В экономике же, в социологии, в международных делах я вообще отрицаю, что новые времена выдвинули хоть одну — я подчеркиваю: хоть одну — по-настоящему значительную мысль, которая не была бы высказана если еще не в сталинские, то, по крайней мере, в послесталинские советские времена. Я даже не говорю о таких наших поистине великих, как Л. Н. Юровский, А. В. Чаянов, Н. Д. Кондратьев, В. А. Базаров, В. Г. Громан, — с этими советская власть обошлась просто: расстреляла их всех до единого, чтобы не мешались, и все. Но как только умер Сталин, как только перестали стрелять налево и направо, сразу, как грибы из-под асфальта, откуда-то возникли люди, которые попытались объяснить и начальству, и всему обществу, что и как нужно делать, чтобы страна начала наконец приходить в себя от того обморочного состояния, в которое ее вогнали большевики.

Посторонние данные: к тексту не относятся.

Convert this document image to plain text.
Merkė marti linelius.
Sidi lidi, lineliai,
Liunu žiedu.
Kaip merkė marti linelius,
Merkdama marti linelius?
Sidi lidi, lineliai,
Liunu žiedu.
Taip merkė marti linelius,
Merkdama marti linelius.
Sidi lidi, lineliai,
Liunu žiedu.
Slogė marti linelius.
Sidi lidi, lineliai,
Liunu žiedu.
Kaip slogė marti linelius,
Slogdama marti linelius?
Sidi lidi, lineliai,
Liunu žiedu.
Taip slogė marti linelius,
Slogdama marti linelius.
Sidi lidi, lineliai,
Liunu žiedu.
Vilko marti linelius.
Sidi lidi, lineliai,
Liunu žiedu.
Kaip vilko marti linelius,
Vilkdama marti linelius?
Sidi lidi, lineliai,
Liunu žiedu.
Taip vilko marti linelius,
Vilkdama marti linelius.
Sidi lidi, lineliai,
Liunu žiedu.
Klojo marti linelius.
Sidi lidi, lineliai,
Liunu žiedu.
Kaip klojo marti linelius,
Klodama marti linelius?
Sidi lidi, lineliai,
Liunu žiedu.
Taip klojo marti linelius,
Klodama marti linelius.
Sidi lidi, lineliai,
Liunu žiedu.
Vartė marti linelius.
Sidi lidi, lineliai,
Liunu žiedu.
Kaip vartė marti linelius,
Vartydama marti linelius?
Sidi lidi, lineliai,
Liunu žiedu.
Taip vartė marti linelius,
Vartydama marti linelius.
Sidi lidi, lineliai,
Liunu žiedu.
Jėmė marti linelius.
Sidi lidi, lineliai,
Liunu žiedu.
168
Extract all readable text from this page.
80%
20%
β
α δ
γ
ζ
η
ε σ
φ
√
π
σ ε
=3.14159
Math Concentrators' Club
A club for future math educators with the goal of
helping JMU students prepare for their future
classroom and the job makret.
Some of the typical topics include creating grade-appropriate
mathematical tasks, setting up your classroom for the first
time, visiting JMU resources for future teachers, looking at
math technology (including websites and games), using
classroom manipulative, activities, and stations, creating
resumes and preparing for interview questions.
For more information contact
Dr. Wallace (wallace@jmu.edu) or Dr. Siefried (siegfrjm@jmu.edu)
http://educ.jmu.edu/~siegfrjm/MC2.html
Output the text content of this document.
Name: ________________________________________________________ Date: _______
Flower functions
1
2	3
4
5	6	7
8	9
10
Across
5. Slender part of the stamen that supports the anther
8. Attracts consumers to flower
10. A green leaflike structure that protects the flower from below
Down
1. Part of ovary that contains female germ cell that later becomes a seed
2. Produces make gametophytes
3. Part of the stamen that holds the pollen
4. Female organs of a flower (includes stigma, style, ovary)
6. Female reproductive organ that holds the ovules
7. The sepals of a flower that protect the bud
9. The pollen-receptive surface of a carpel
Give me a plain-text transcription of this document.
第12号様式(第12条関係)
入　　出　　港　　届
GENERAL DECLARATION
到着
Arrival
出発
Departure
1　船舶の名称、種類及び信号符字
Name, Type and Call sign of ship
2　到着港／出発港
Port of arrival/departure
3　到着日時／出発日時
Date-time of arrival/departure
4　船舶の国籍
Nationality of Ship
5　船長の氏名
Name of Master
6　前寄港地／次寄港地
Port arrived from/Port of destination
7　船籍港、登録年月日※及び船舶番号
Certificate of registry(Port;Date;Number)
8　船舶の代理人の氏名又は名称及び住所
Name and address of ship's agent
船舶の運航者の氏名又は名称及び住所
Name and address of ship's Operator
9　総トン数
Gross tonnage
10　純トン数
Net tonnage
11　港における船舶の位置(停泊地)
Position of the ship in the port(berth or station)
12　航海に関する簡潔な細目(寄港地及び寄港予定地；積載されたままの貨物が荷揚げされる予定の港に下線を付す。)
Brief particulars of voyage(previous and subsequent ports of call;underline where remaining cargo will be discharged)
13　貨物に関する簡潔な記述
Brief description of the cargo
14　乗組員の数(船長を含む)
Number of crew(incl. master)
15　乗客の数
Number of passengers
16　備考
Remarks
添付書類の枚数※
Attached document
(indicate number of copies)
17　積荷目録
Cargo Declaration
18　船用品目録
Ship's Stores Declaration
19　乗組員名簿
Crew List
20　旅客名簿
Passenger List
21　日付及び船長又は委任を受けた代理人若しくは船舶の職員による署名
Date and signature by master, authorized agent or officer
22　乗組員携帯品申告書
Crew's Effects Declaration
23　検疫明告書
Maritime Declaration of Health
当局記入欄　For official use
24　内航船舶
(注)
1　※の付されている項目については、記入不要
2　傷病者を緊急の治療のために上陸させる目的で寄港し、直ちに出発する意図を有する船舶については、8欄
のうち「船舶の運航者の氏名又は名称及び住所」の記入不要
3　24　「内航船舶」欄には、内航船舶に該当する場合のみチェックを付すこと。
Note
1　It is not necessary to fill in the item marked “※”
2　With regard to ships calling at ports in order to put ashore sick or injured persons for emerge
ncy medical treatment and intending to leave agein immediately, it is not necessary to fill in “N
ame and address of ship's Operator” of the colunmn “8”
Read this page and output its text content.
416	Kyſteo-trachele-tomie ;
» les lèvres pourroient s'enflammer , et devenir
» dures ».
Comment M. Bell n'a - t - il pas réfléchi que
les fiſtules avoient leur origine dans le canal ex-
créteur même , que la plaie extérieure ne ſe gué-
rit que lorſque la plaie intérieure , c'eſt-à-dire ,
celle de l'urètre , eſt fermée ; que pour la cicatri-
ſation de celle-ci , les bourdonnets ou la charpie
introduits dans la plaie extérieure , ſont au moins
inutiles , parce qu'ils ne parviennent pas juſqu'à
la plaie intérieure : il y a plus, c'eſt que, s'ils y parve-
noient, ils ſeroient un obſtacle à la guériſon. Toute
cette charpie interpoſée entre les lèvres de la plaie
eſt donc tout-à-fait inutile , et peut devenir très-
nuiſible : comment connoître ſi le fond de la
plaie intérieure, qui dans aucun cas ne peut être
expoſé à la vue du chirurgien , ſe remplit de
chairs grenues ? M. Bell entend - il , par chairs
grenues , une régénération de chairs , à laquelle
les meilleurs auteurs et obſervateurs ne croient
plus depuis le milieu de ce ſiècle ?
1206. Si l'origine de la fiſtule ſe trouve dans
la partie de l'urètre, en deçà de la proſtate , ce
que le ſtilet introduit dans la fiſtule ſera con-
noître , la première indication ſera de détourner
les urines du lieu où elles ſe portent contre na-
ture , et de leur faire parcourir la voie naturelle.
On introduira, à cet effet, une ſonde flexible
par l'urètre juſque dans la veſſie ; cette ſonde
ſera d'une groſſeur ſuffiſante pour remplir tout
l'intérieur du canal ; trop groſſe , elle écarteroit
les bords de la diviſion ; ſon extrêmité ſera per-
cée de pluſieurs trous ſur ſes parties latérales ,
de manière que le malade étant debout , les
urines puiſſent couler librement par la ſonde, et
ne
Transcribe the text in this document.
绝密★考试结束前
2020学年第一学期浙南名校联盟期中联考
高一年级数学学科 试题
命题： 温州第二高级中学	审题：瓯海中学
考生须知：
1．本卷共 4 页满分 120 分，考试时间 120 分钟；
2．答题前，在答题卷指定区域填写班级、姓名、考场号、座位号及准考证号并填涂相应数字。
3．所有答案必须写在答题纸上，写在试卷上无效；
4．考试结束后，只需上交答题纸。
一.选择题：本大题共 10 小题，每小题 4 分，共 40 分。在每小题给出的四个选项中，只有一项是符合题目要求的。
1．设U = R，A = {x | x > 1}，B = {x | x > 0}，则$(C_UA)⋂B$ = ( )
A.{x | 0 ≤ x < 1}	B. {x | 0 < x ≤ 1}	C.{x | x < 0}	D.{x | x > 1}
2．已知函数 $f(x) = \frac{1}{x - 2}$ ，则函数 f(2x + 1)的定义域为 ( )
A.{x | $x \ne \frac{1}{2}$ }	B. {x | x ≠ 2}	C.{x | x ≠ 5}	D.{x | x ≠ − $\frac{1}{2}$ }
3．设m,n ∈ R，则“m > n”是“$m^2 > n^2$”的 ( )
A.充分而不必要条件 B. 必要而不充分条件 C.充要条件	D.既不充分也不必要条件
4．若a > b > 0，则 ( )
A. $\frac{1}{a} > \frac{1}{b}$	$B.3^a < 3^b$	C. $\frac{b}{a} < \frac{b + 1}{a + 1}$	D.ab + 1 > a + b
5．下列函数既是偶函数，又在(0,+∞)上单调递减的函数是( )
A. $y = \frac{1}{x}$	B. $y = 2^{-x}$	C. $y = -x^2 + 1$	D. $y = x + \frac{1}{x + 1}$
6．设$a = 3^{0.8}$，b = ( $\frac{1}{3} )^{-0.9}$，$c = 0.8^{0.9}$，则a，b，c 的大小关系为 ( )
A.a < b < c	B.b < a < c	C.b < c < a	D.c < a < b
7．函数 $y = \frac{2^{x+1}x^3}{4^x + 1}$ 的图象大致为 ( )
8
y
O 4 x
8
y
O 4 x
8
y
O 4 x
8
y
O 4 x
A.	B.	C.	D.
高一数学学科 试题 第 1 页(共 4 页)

Если бы их, этих людей, послушали еще тогда, на рубеже 50–60-х годов! Вспомните хотя бы харьковского профессора Евсея Либермана, который еще при Н. С. Хрущеве публично представил впечатляющий и весьма, должен сказать, убедительный рисунок того, как можно и должно переходить стране от экстенсивной к интенсивной экономике, к экономической демократии, к рынку, к тому, чтобы человек стал наконец заинтересован в результатах своего труда.
А потом появились и получили широкую известность такие выдающиеся имена, как Л. И. Абалкин, А. Г. Аганбегян, А. И. Анчишкин, Т. И. Заславская, Г. С. Лисичкин, Н. Я. Петраков, С. С. Шаталин, Ю. В. Яременко… Врали ли они, эти люди? Утверждаю: нет, не врали. Они только, как тот бедолага художник с его этим “раненым партизаном”, любую свою конфиденциальную записку по начальству, любую статью или книгу начинали (вернее, вынуждены были начинать) с двух-трех сакраментальных строчек: “Как подчеркнул на таком-то съезде КПСС или на таком-то пленуме ЦК товарищ Н. С. Хрущев…” или “Как указывал в таком-то своем выступлении товарищ Л. И. Брежнев…” О! А они — и тот, и другой — много чего указывали. О чем хочешь указывали! Ну, а дальше, свидетельствую, все шло практически прямым текстом. И все это было о том, как же все-таки повернуть неповоротливую, все более и более погружавшуюся в трясину страну к здравому смыслу, к нормальной, человеческой жизни. И не их, этих ученых, вина, что какая-нибудь гнида в секретариате очередного нашего вождя совала их выстраданные, жизнью выношенные советы и рекомендации в лучшем случае в сейф, а то и прямиком в мусорную корзину.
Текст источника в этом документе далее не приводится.